Cette réserve est également reconnue pour sa valeur universelle exceptionnelle. Sa diversité géomorphologique, son climat subéquatorial montagnard et son isolement géographique ont favorisé la présence de nombreux microclimats et d’écosystèmes variés, allant de la forêt dense en basse altitude à des alpages herbeux en altitude. La flore locale compte plus de 2 000 espèces de plantes vasculaires, parmi lesquelles un certain nombre sont endémiques ou quasi endémiques.

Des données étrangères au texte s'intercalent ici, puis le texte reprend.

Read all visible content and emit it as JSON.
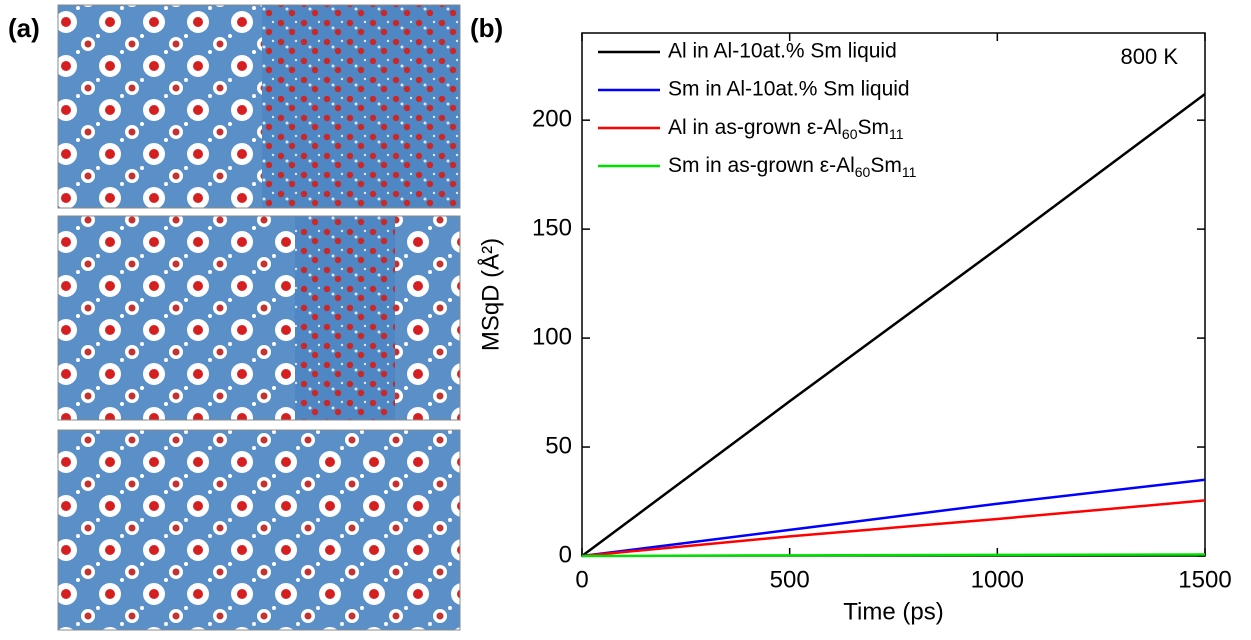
{
  "panel_labels": [
    "(a)",
    "(b)"
  ],
  "chart_data": {
    "type": "line",
    "xlabel": "Time (ps)",
    "ylabel": "MSqD (Å²)",
    "annotation": "800 K",
    "x": [
      0,
      500,
      1000,
      1500
    ],
    "series": [
      {
        "name": "Al in Al-10at.% Sm liquid",
        "color": "#000000",
        "values": [
          0,
          71,
          141,
          212
        ]
      },
      {
        "name": "Sm in Al-10at.% Sm liquid",
        "color": "#0000ff",
        "values": [
          0,
          12,
          24,
          35
        ]
      },
      {
        "name": "Al in as-grown ε-Al60Sm11",
        "color": "#ff0000",
        "values": [
          0,
          9,
          17,
          25.5
        ]
      },
      {
        "name": "Sm in as-grown ε-Al60Sm11",
        "color": "#00e000",
        "values": [
          0,
          0.3,
          0.5,
          0.7
        ]
      }
    ],
    "xlim": [
      0,
      1500
    ],
    "xticks": [
      0,
      500,
      1000,
      1500
    ],
    "ylim": [
      0,
      240
    ],
    "yticks": [
      0,
      50,
      100,
      150,
      200
    ],
    "legend": "upper left"
  }
}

La faune du Mont Nimba est également d’une rare richesse. On y recense à la fois plus de 300 espèces de vertébrés (dont plus de 100 mammifères) et plus de 2 500 espèces d’invertébrés. Des espèces endémiques telles que le crapaud vivipare, la musaraigne aquatique connue sous le nom de Micropotamogale de Lamotte, et la chauve-souris à feuilles rondes de Lamotte sont emblématiques. Parmi les autres espèces remarquables figurent le chimpanzé occidental, célèbre pour utiliser des pierres comme outils, le lion d’Afrique de l’Ouest, l’hippopotame pygmée, ainsi qu’une faune d’oiseaux notable, au point que la réserve est désignée Zone Centrale pour la Conservation des Oiseaux.
Malgré cette richesse exceptionnelle, le site fait face à de lourdes menaces. Dès le début des années 1990, l’attribution de concessions d’exploitation de minerai de fer menaçait l’intégrité du site, provoquant son inscription sur la Liste du patrimoine mondial en péril. Le Libéria et certains pans de la Guinée ont subi des dégradations notables liées à l’exploitation minière. Par ailleurs, la réserve souffre d’un manque de gestion coordonnée transfrontalière, de pressions liées au braconnage, à la déforestation et aux feux incontrôlés. Les initiatives de conservation se poursuivent toutefois.
En Côte d’Ivoire, le Centre de Recherches en Écologie a conduit des inventaires sur les chauves-souris, les singes et les crapauds vivipares, et envisage la création d’une station de recherche scientifique dans la zone du Mont Nimba. La coopération entre les deux pays a été stimulée à partir de 2016 dans l’objectif de renforcer la gestion, la surveillance et la lutte contre le braconnage.
Au-delà de son rôle écologique, le Mont Nimba exerce une véritable fascination. Il attire zoologues, botanistes, géographes et voyageurs, époustouflés par la beauté spectaculaire et la biodiversité unique du site. Classé Patrimoine mondial de l’UNESCO depuis 1981 pour la partie guinéenne et depuis 1982 pour la partie ivoirienne, le Mont Nimba demeure un sanctuaire naturel d’une valeur inestimable pour la conservation en Afrique de l’Ouest.